An obvious objection: we already have serverless environments that scale to zero — Google Cloud Run, AWS Lambda, WebAssembly runtimes, and more. The problem is that these runtimes are explicitly tuned for generic workloads and aren’t made for specialized hardware (read: GPUs).
There’s two elements to “scale to zero” for GPU-bound workloads.
First, the actual machines. On AWS, this would be autoscaling groups (ASGs). As CPU load increases (or another metric you’re measuring), this will scale up instances (virtual machines). But ASGs on their own are rarely sufficient to scale to zero. You also are probably bin-packing multiple workloads on expensive GPU-powered machines. Maybe running different models at different times or rolling out new versions of models. For this, you probably want to deploy with a different primitive than raw machine images, something like a container. And for that, you need Kubernetes.

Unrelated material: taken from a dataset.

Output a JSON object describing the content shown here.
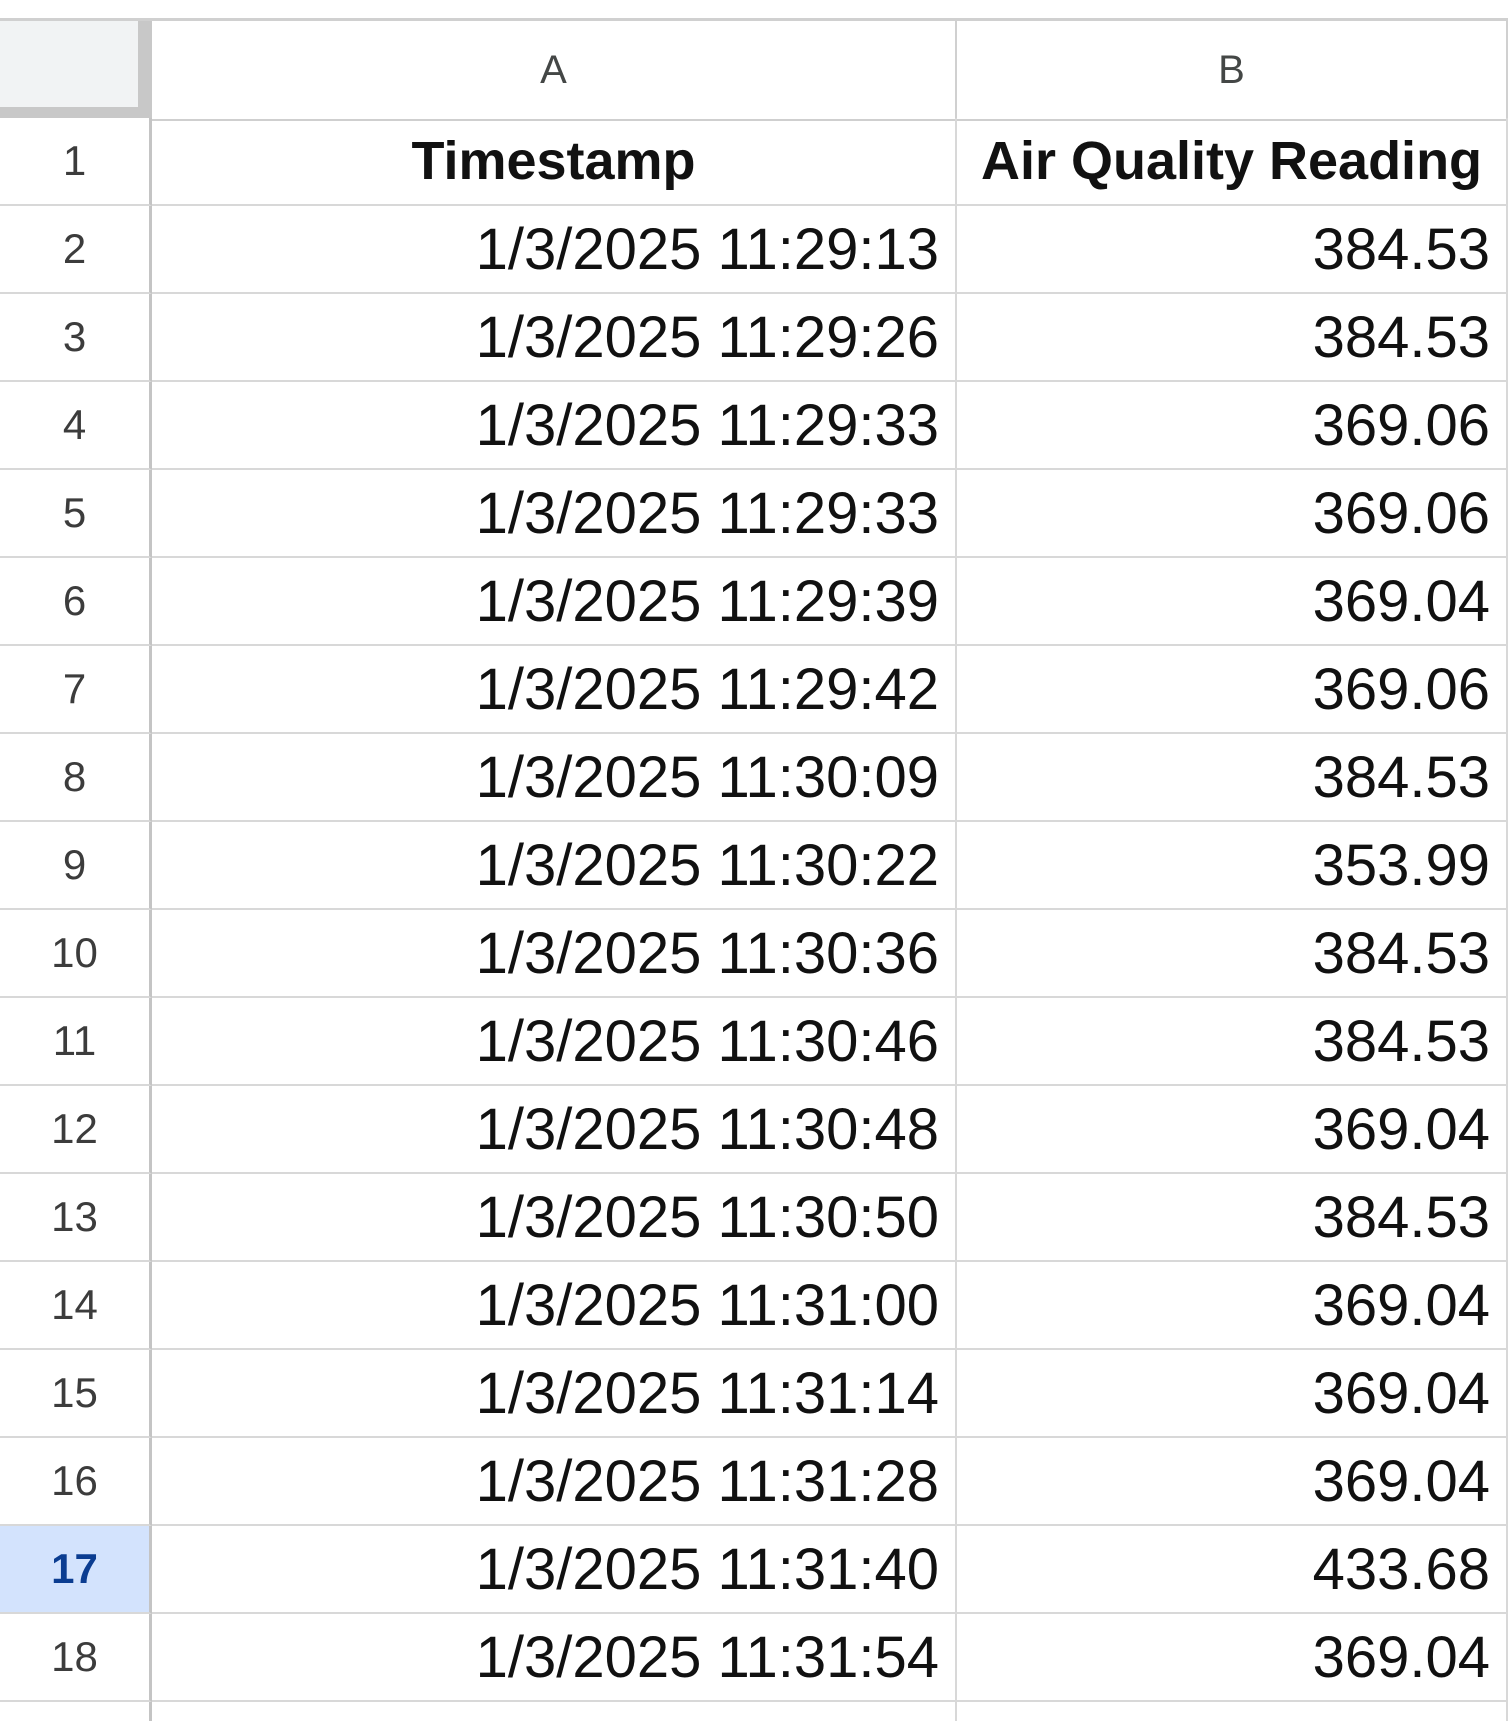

The second scale-to-zero mechanism is scaling the actual workload (the pods, deployments, etc.). There’s not really a great way to do this today. Most organizations have built their own hacks. Knative provides the machinery but can be challenging to deploy and manage and comes with its own heavyweight dependencies (like Istio). The high-level workflow is this: queue up the requests and launch a new deployment if an endpoint is unavailable.
Scale-to-zero will probably be necessary for the near term as organizations either need to deploy (1) on-prem models for data security or (2) custom models or infrastructure to serve a particular use case.